In disposing of its wastes, the Defense Department both in the United States and overseas has followed what it calls "the commonly accepted practices of the times." Those practices included, according to Pentagon documents, "discharge on the ground into unlined pits . . . or local creeks," "pouring and spraying on the ground," "drainage to industrial sewers," "burning during fire protection training" and "storage in leaking underground tanks."
The result: thousands of sites where toxic pollution has poisoned drinking water, killed fish and birds, befouled the air and rendered vast tracts of land unusable for generations.
Some severely contaminated Defense Department sites have become "national sacrifice zones," permanently fenced and guarded against any human use.
Hermann Schafer, a brewery worker who lives in the town of Rohl, a scant three miles from Bitburg Air Base, complains that human waste, oil, solvents and firefighting foam from the base have over the years poured into the Rohlbach, the stream that winds through the village, killing fish, vegetation, even insects.
"Pipelines from the base end in this formerly natural brook, making it more or less a sewer," he said recently. "Nothing can live in it."
The base only last year completed a new sewage treatment plant after years of complaints from West German authorities about pollution of the Rohl creek and several other nearby streams.
The base, home of 72 F-15 Eagle fighters, also imposes high-decibel pollution in the form of deafening day and night jet noise, Schafer complained. Base officers said the jets take off and land 150 times a day in good flying weather and practice low-level flying over a wide swath of central West Germany.
The Air Force, with no trace of irony, calls jet noise "The Sound of Freedom." Schafer and others call it "air terror" and consider it an affront to West German sovereignty.
"The citizens are sick and tired of Americans eating up more and more land and putting a burden on them of 24-hour-a-day noise," said Schafer, 52. "We have a right to human health in our constitution, and it is constantly stepped on by the Americans."
The full extent of the military's overseas pollution remains shrouded in secrecy, the result of a deliberate U.S. government attempt to conceal data on the problem.
The only congressional audit on the subject, a 1986 study which uncovered significant toxic contamination at U.S. bases in West Germany, Italy and England, was quickly stamped secret by the Pentagon and the State Department because of the potential diplomatic fallout. Publicizing the information, officials argued, could affect sensitive negotiations on the return of leased facilities to host countries, which are expected to demand that the United States undertake costly cleanups.

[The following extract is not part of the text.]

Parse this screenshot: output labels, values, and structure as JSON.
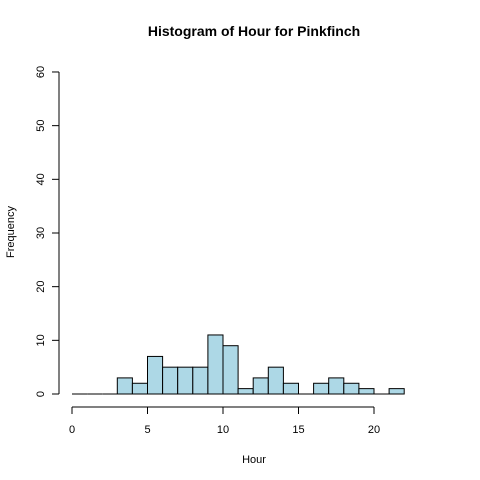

Officials also worry that evidence of severe pollution at overseas bases might intensify calls--already being heard in West Germany, Greece, Spain and the Philippines--for the Yankees to pack up their noisy, dirty weaponry and go home.
A second congressional study, now being prepared, is also expected to be classified for national security reasons. Officials familiar with the report said, however, that there has been little improvement in the situation in the four years between the two studies.
In response to requests by The Times under the U.S. Freedom of Information Act for data on contamination at specific foreign bases, the Air Force said it could not meet the law's legal deadline and would provide some information at an unspecified future date. The Navy did not respond at all.
An internal Pentagon memorandum obtained by The Times called hazardous waste contamination in Europe "an emerging political issue" and "a serious budget problem."
According to the memo, prepared after a visit in late 1988 to West Germany by a senior Pentagon environmental official, "the Air Force has been hesitant to identify and investigate sites because of the potential political ramifications. They have a technical-political dilemma. If they identify sites, do nothing and the Germans find out, they have problems. If they don't do anything and the Germans identify (that) the pollution exists, they have problems."
The memo noted that then-U.S. Ambassador to West Germany Richard R. Burt proposed to address the problem by "lobbying the press 'much like the military lobbies Congress' to give them good stories to print about military pollution abatement and maneuver damage minimization efforts."
Some German officials, however, consider American pollution of their country to be more than a mere public relations nuisance.